Der April 2009 kann einpacken, denn der neue Rekordhalter heißt April 2018: Mit einer Durchschnittstemperatur von 12,4 Grad war dieser April der wärmste seit Beginn der Wetteraufzeichnungen im Jahre 1881. Der kälteste April ist hingegen schon ewig her.
Mit hochgerechnet 12,4 Grad lag der Temperaturdurchschnitt im April 2018 um vier beziehungsweise fünf Grad über dem langjährigen Mittel, wie der Deutsche Wetterdienst (DWD) am Montag nach Auswertung seiner rund 2000 Messstationen in Offenbach mitteilte. Bisher hatte es 2009 den wärmsten April gegeben, damals lag die Durchschnittstemperatur bei 11,8 Grad.
Die Meteorologen vergleichen die Durchschnittstemperatur eines Monats mit "international gültigen Referenzperioden". Verglichen mit dem Zeitraum 1961 bis 1990 war der April 2018 um fünf Grad wärmer. Gegenüber der Vergleichsperiode 1981 bis 2010 betrug die Abweichung vier Grad.
Dabei begann der Monat frostig und ging stürmisch zu Ende. An Ostern fielen vor allem in Norddeutschland die Niederschläge noch als Schnee vom Himmel. Kurz vor dem 1. Mai fegte ein heftiges Unwetter mit Hagel, Starkregen, Sturmböen und Blitzen über den Südwesten hinweg.
Der April 2018 war ungewöhnlich warm und zu trocken
Dazwischen aber hielten Hochdruckgebiete über Mitteleuropa und Skandinavien die Tiefausläufer meist von Deutschland fern. Hoch "Norbert" brachte dem ganzen Bundesgebiet ab der Monatsmitte ein einwöchiges Sommer-Feeling: Ohlsbach, südöstlich von Offenburg, verzeichnete am 22. April mit einer Tageshöchsttemperatur von 30,4 Grad den ersten richtig heißen Tag des Jahres.

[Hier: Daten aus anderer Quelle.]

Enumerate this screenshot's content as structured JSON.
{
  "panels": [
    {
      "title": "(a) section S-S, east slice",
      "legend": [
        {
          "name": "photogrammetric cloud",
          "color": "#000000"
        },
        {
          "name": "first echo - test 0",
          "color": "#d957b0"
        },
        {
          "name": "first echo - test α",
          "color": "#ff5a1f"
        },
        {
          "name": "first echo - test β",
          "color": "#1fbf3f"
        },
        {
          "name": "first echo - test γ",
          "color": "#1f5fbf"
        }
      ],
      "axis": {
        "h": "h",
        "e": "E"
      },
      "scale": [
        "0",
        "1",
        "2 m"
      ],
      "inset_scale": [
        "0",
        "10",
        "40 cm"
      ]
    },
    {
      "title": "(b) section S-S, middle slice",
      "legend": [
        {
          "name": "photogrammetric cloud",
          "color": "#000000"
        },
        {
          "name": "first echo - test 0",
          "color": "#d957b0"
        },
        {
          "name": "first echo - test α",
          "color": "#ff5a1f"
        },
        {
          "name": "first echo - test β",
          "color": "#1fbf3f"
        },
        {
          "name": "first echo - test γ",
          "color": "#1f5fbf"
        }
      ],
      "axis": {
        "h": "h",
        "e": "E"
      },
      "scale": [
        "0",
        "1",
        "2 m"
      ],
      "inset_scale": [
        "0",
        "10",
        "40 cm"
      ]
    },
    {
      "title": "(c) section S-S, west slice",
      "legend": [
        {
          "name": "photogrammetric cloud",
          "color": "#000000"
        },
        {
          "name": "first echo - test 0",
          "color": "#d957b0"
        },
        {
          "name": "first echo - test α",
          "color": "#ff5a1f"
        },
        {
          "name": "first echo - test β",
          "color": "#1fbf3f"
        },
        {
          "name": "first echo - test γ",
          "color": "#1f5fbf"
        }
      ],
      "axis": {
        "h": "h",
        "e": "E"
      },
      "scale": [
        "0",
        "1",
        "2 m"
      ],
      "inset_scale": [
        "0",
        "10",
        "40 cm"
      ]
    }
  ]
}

Der April war nicht nur ungewöhnlich warm - er war auch besonders sonnig und viel zu trocken. Mit rund 35 Litern pro Quadratmeter lag der Niederschlag weit unter dem Mittelwert von 58 Litern pro Quadratmeter.
Besonders trocken war der April in der Hallertau, dem Gäuboden und in der Bodenseeregion - mit jeweils etwa zehn Litern pro Quadratmeter. Im hessischen Odenwald fielen dagegen gebietsweise 120 Liter und mehr. Den Wasserrekord hält Aachen-Orsbach, wo am 29. April nach einem kräftigen Gewitter 63,3 Liter vom Himmel fielen.
Sonnenscheindauer mehr als 225 Stunden
Neben Wärme und Trockenheit war der April 2018 auch in einem dritten Punkt überdurchschnittlich: bei der Sonnenscheindauer. Insgesamt schien die Sonne mehr als 225 Stunden. Das Soll für einen durchschnittlichen April liegt bei 152 Stunden. Besonders begünstigt war der Süden mit teilweise mehr als 270 Stunden.
Sucht man nach den Jahren, in denen es im Durchschnitt besonders warm war, und vergleicht sie mit den Jahren, die besonders kalt waren, fällt eine gewisse Häufung auf: Am wärmsten waren die Aprilmonate in den Jahren 2018, 2009 und 2011 (11,6 Grad).